Jonathan Chait in New York Magazine considers the impact of school reform in New Orleans post-Hurricane Katrina, “a disaster that paradoxically gave the city the chance to redesign its failing school system”:
Rather than re-create the neighborhood-based schools that had recapitulated generations of poverty, the city created a network of public charter schools. The charters, which have open admission and public accountability, have produced spectacular results. Before the reforms, New Orleans students — like overwhelmingly poor students in most places — lagged far behind more affluent students. Since the reforms, the achievement gap has nearly closed. The proportion of New Orleans students performing at grade level, once half the rate of the rest of the state, now trails by just 6 percent.
Chait also discusses one of the most frantic arguments against school reform: in a newly-conceived system where families choose schools based on preference, rather than the traditional system where “wealthy families literally buy access to the best schools,” the hallowed concept of “neighborhood schools” breaks down. Also in the break-down lane, however, are “inflexible” teacher union contracts:
[C]harters also break the traditional union model of teacher compensation.

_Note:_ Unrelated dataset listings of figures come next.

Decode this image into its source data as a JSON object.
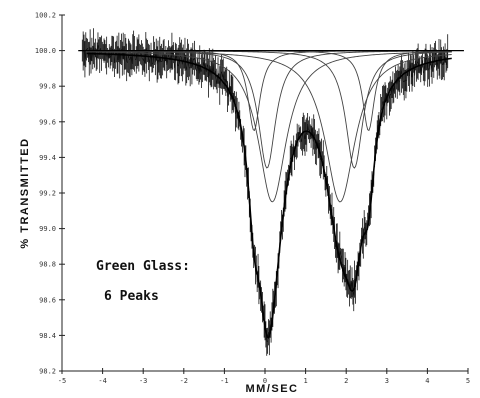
{
  "chart_data": {
    "type": "line",
    "xlabel": "MM/SEC",
    "ylabel": "% TRANSMITTED",
    "xlim": [
      -5,
      5
    ],
    "ylim": [
      98.2,
      100.2
    ],
    "x_ticks": [
      -5,
      -4,
      -3,
      -2,
      -1,
      0,
      1,
      2,
      3,
      4,
      5
    ],
    "y_ticks": [
      98.2,
      98.4,
      98.6,
      98.8,
      99.0,
      99.2,
      99.4,
      99.6,
      99.8,
      100.0,
      100.2
    ],
    "annotations": [
      "Green Glass:",
      "6 Peaks"
    ],
    "baseline": 100.0,
    "peaks": [
      {
        "center": -0.27,
        "depth": 0.45,
        "hwhm": 0.18
      },
      {
        "center": 0.05,
        "depth": 0.66,
        "hwhm": 0.26
      },
      {
        "center": 0.18,
        "depth": 0.85,
        "hwhm": 0.42
      },
      {
        "center": 1.85,
        "depth": 0.85,
        "hwhm": 0.45
      },
      {
        "center": 2.2,
        "depth": 0.66,
        "hwhm": 0.26
      },
      {
        "center": 2.55,
        "depth": 0.45,
        "hwhm": 0.18
      }
    ],
    "data_x_range": [
      -4.5,
      4.5
    ],
    "series": [
      {
        "values_from": "peaks",
        "style": "noisy-data"
      },
      {
        "values_from": "peaks",
        "style": "component-fits"
      },
      {
        "values_from": "peaks",
        "style": "total-fit"
      }
    ]
  }
}
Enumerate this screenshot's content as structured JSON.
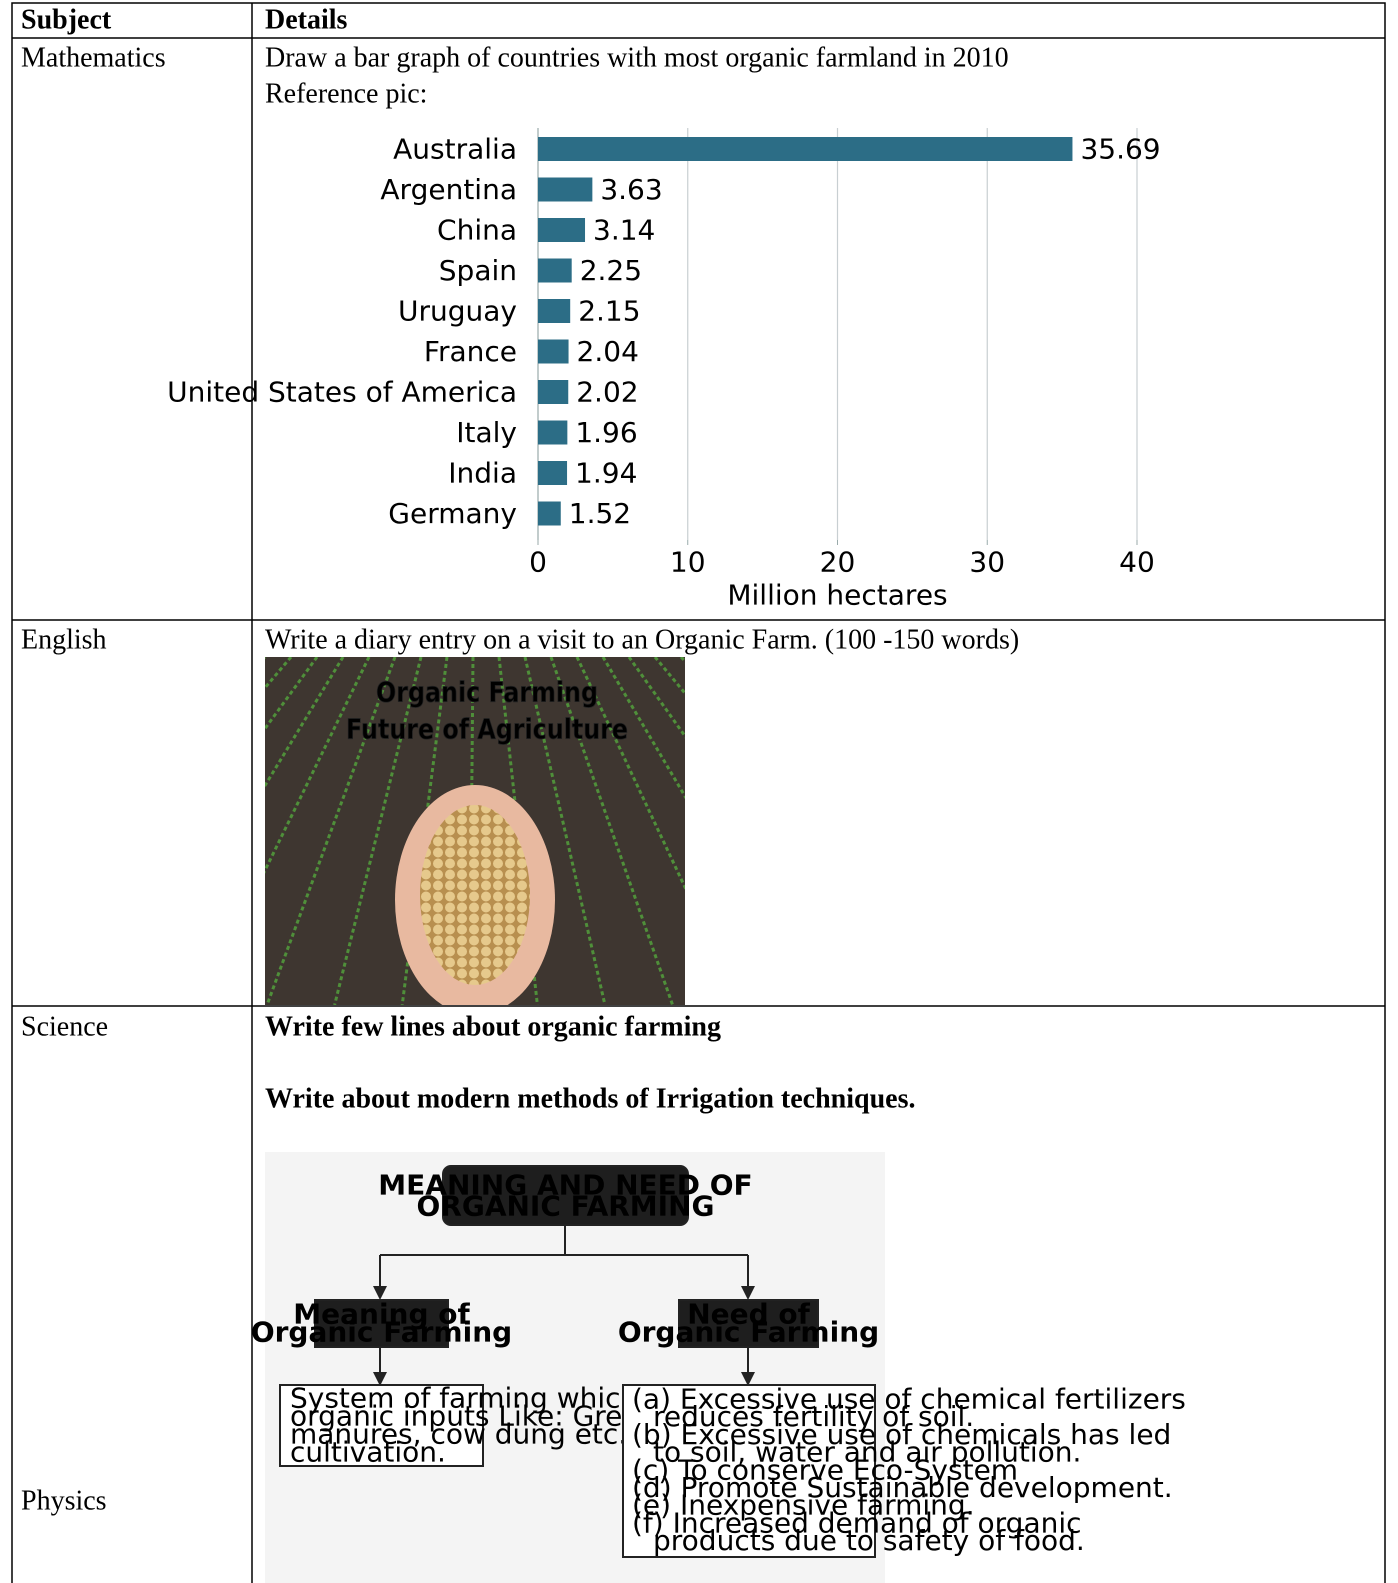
{
  "table": {
    "header": [
      "Subject",
      "Details"
    ],
    "rows": [
      {
        "subject": [
          "Mathematics"
        ],
        "details": [
          "Draw a bar graph of countries with most organic farmland in 2010",
          "Reference pic:"
        ],
        "chart": {
          "type": "bar",
          "orientation": "horizontal",
          "categories": [
            "Australia",
            "Argentina",
            "China",
            "Spain",
            "Uruguay",
            "France",
            "United States of America",
            "Italy",
            "India",
            "Germany"
          ],
          "values": [
            35.69,
            3.63,
            3.14,
            2.25,
            2.15,
            2.04,
            2.02,
            1.96,
            1.94,
            1.52
          ],
          "color": "#2c6d86",
          "xlim": [
            0,
            40
          ],
          "xticks": [
            0,
            10,
            20,
            30,
            40
          ],
          "grid": true,
          "xlabel": "Million hectares"
        }
      },
      {
        "subject": [
          "English"
        ],
        "details": [
          "Write a diary entry on a visit to an Organic Farm. (100 -150 words)"
        ],
        "image": {
          "caption": [
            "Organic Farming",
            "Future of Agriculture"
          ]
        }
      },
      {
        "subject": [
          "Science",
          "Physics"
        ],
        "details": [
          "Write few lines about organic farming",
          "Write about modern methods of Irrigation techniques."
        ],
        "diagram": {
          "nodes": [
            {
              "label": [
                "MEANING AND NEED OF",
                "ORGANIC FARMING"
              ]
            },
            {
              "label": [
                "Meaning of",
                "Organic Farming"
              ]
            },
            {
              "label": [
                "Need of",
                "Organic Farming"
              ]
            },
            {
              "label": [
                "System of farming  which uses",
                "organic inputs Like: Green",
                "manures, cow dung etc. for",
                "cultivation."
              ]
            },
            {
              "label": [
                "(a) Excessive use of chemical fertilizers",
                "reduces fertility of soil.",
                "(b) Excessive use of chemicals has led",
                "to soil, water and air pollution.",
                "(c) To conserve Eco-System",
                "(d) Promote Sustainable development.",
                "(e) Inexpensive farming.",
                "(f) Increased demand of organic",
                "products due to safety of food."
              ]
            }
          ]
        }
      }
    ]
  }
}
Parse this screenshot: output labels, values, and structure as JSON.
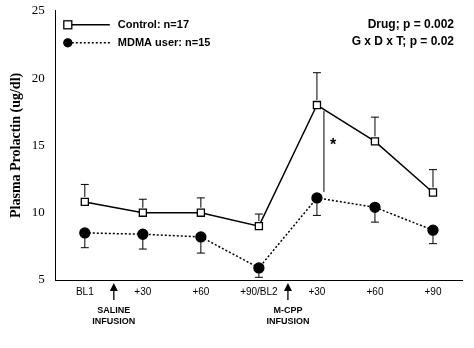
{
  "chart_data": {
    "type": "line",
    "y_label": "Plasma Prolactin (ug/dl)",
    "categories": [
      "BL1",
      "+30",
      "+60",
      "+90/BL2",
      "+30",
      "+60",
      "+90"
    ],
    "series": [
      {
        "name": "Control: n=17",
        "color": "#000000",
        "marker": "open_square",
        "line_style": "solid",
        "values": [
          10.8,
          10.0,
          10.0,
          9.0,
          18.0,
          15.3,
          11.5
        ],
        "errors": [
          1.3,
          1.0,
          1.1,
          0.9,
          2.4,
          1.8,
          1.7
        ]
      },
      {
        "name": "MDMA user: n=15",
        "color": "#000000",
        "marker": "filled_circle",
        "line_style": "dotted",
        "values": [
          8.5,
          8.4,
          8.2,
          5.9,
          11.1,
          10.4,
          8.7
        ],
        "errors": [
          1.1,
          1.1,
          1.2,
          0.7,
          1.3,
          1.1,
          1.0
        ]
      }
    ],
    "ylim": [
      5,
      25
    ],
    "yticks": [
      5,
      10,
      15,
      20,
      25
    ],
    "grid": false,
    "legend": "upper left",
    "annotations": [
      "Drug; p = 0.002",
      "G x D x T; p = 0.02",
      "*",
      "SALINE INFUSION",
      "M-CPP INFUSION"
    ]
  }
}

That model gives teachers high, and virtually absolute, levels of job security, and pays them based on years of tenure. There is no empirical basis to believe that this is an optimal method to recruit and retain quality teachers. Evidence shows that experience improves performance only after the first few years, after which longer tenure does not produce better outcomes. American teachers are much more likely than the teachers in other, higher-performing countries to graduate from the bottom tier of their college class, and the hiring process for teaching is far less competitive than for other fields. But teacher unions and their allies have lionized the old neighborhood-based model and its inflexible contracts.
Also check out the CREDO study, linked to in the piece, that found that “urban charters on the whole produce an extra 40 days of classroom learning — eight weeks — in math, and 28 days of extra classroom learning in reading per student per year.”